Maka, selain mempelajari agama dengan benar, belajar pada guru yang benar, menggunakan bacaan-bacaan/sumber keilmuan yang sesuai tuntunan, maka sangat penting untuk menerapkan sebuah metode alternatif, dalam hal ini menggunakan media seni sebagai penangkal paham radikal. Bahkan, bagi kaum sufi, seni (tarian dan musik) menjadi wasilah menuju Tuhan. Di sini, seni berperan untuk mengasah kepekaan rasa. Maka, anak-anak perlu diperdengarkan lebih banyak alunan musik.
Di sebuah sekolah SD di Melbourne, menjelang pelajaran dimulai, sekolah selalu memulai hari para siswa dengan memutarkan sebuah lagu yang terdengar di seantero sekolah. Selain sebagai tanda bahwa kelas akan segera dimulai, lagu itu juga mampu membawa suasana ceria di hati para siswa sehingga diharapkan mereka akan semangat menjalani hari-hari di sekolah.

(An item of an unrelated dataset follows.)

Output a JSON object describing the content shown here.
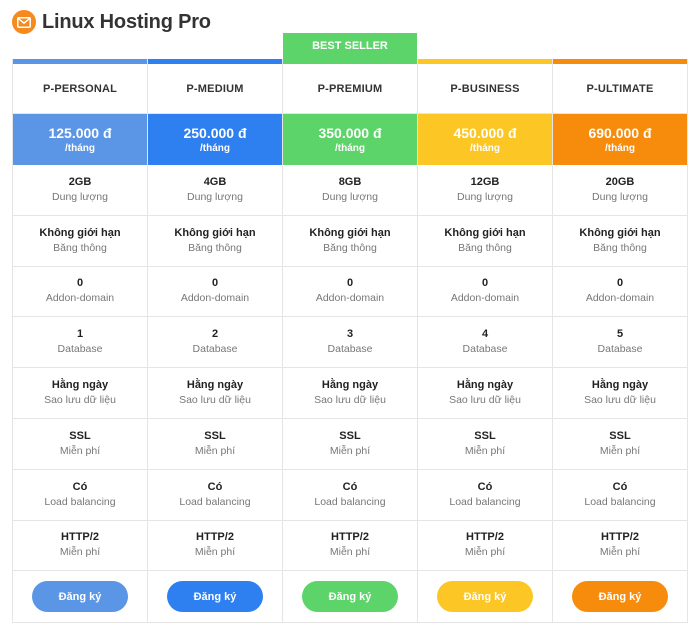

Penggunaan media seni sebagai upaya pencegahan radikalisasi di sekolah menjadi sebuah alternative yang penting. Orang yang terpapar radikalisme itu cenderung menolak berbagai ekspresi keindahan. Mereka mengharamkan tarian dan nyanyian. Maka, seni, seperti musik, selain mengasah rasa melalui melodi-melodinya, juga dapat menjadi media penyampai pesan-pesan toleransi, kecintaan pada tanah air, menghargai perbedaan, saling menyayangi pada sesama dan lain-lain, melalui syair-syair lagu yang dinyanyikan. Kekuatan pesan dalam musik ada dalam liriknya. Maka, tugas para praktisi musik juga untuk membuat karya-karya dengan pesan-pesan toleransi dan cinta tanah air. Hal ini di antaranya yang dilakukan seniman Sunda, Yus Wiradiredja, dengan menciptakan sejumlah lagu khusus dengan pesan perdamaian dan toleransi. “Toleransi adalah jangan kita diskriminasi/Menghargai pada sesama, perbedaan ras, suku, serta agama/Toleransi adalah sikap pengasih dan penyayang/Membangun sikap rukung damai, dalam bingkai bhinneka tunggal ika/”. Demikian di antara petikan lagunya yang akan diberikan pada kegiatan pelatihan pada anak-anak setingkat SMP di Kota Bandung.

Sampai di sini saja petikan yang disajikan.